Ya había empezado el duelo secreto. Marta no sólo
era una artista; le interesaba con ahínco lo que no es injusto llamar lo
administrativo del arte y era prosecretaria de la sociedad que se llama el
Círculo de Giotto. Al promediar el año 55 logró que Clara, admitida ya como
socia, figurara como vocal en la lista de las nuevas autoridades. El hecho, en
apariencia baladí, merece un análisis. Marta había apoyado a su amiga, pero es
indiscutible, aunque misterioso, que la persona que confiere un favor supera de
algún modo a quien lo recibe.
Hacia el año sesenta, “dos pinceles a nivel
internacional”—séanos perdonada esta jerga—se disputaban un primer premio. Uno
de los candidatos, el mayor, había consagrado solemnes óleos a la figuración de
gauchos tremebundos, de una altitud escandinava; su rival, harto joven, había
logrado aplausos y escándalo mediante la aplicada incoherencia. Los jurados,
que habían rebasado el medio siglo, temían que la gente les imputara un
criterio anticuado y propendían a votar por el último, que íntimamente no les
gustaba. Al cabo de tenaces debates, hechos al principio de cortesía y al fin
de tedio, no se ponían de acuerdo. En el decurso de la tercera discusión,
alguno opinó:
—B me parece malo; realmente me parece inferior a la
misma señora de Figueroa.
—¿Usted la votaría?—dijo otro, con un dejo de sorna.
—Sí—replicó el primero, que ya estaba irritado.
Esa misma tarde, el premio fue otorgado por
unanimidad a Clara Glencairn. Era distinguida, querible, de una moral sin tacha
y solía dar fiestas, que las revistas más costosas fotografiaban, en su quinta
del Pilar. La consabida cena de homenaje fue organizada y ofrecida por Marta.
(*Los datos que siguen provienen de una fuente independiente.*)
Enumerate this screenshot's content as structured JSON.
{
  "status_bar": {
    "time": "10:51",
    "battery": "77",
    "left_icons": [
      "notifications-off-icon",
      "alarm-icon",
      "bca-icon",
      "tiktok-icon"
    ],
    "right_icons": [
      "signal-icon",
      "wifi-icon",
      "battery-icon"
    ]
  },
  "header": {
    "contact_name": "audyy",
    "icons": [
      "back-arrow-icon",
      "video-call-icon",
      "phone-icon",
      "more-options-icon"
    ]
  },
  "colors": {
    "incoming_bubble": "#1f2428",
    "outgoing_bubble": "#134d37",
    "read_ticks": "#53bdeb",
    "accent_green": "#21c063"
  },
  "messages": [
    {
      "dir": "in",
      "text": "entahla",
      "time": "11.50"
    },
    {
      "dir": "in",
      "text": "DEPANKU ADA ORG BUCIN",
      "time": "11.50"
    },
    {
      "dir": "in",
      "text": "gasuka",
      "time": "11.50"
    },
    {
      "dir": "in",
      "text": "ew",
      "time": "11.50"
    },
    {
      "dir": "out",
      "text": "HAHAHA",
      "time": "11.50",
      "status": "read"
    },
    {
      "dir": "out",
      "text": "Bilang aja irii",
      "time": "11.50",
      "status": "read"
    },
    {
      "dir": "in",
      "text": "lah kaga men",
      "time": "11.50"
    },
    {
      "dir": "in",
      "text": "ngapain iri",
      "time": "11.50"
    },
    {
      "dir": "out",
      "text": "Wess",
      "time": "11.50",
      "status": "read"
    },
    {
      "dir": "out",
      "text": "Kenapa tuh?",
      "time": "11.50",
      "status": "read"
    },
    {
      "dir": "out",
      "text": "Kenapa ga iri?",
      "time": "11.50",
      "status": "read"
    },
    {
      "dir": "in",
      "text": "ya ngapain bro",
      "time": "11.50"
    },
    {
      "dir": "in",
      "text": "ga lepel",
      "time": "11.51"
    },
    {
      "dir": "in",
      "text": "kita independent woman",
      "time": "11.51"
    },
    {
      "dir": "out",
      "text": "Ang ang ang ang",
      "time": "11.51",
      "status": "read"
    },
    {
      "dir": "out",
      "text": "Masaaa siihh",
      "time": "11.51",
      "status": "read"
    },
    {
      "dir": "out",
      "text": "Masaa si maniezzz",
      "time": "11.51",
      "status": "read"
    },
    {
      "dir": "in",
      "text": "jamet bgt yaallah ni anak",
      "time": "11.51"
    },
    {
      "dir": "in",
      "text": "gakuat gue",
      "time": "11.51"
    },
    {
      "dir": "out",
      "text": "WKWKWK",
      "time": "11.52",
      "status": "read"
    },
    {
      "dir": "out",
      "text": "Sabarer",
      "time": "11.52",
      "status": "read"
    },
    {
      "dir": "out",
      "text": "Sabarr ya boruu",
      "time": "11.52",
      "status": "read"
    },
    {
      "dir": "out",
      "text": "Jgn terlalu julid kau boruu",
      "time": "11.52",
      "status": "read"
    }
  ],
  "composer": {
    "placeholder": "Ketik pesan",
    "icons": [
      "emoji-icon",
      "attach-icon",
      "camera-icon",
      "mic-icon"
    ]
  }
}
Clara la agradeció con pocas y atinadas palabras; observó que no existe una
oposición entre lo tradicional y lo nuevo, entre el orden y la aventura, y que
la tradición está hecha de una trama secular de aventuras. A la demostración
asistieron numerosas personas de sociedad, casi todos los miembros del jurado y
uno que otro pintor.
Todos pensamos que el azar nos ha deparado un ámbito
mezquino y que los otros son mejores. El culto de los gauchos y el Beatus ille
son nostalgias urbanas; Clara Glencairn y Marta, hartas de las rutinas del
ocio, codiciaban el mundo de los artistas, gente que había dedicado su vida a
la creación de cosas bellas. Presumo que en el cielo los Bienaventurados opinan
que las ventajas de ese establecimiento han sido exageradas por los teólogos
que nunca estuvieron ahí. Acaso en el infierno los réprobos no son siempre
felices.
Un par de años después ocurrió en la ciudad de
Cartagena el Primer Congreso Internacional de Plásticos Latinoamericanos. Cada
república mandó su representante. El temario—séanos perdonada la jerga—era de
palpitante interés: ¿puede el artista prescindir de lo autóctono, puede omitir
o escamotear la fauna y la flora, puede ser insensible a la problemática de
carácter social, puede no unir su voz a la de quienes están combatiendo el
imperialismo sajón, etcétera, etcétera? Antes de ser embajador en el Canadá, el
doctor Figueroa había cumplido en Cartagena un cargo diplomático; a Clara, un
tanto envanecida por el premio, le hubiera gustado volver, ahora como artista.
Esa esperanza fracasó; Marta Pizarro fue designada por el gobierno. Su
actuación (aunque no siempre persuasiva) fue no pocas veces brillante, según el
testimonio imparcial de los corresponsales de Buenos Aires.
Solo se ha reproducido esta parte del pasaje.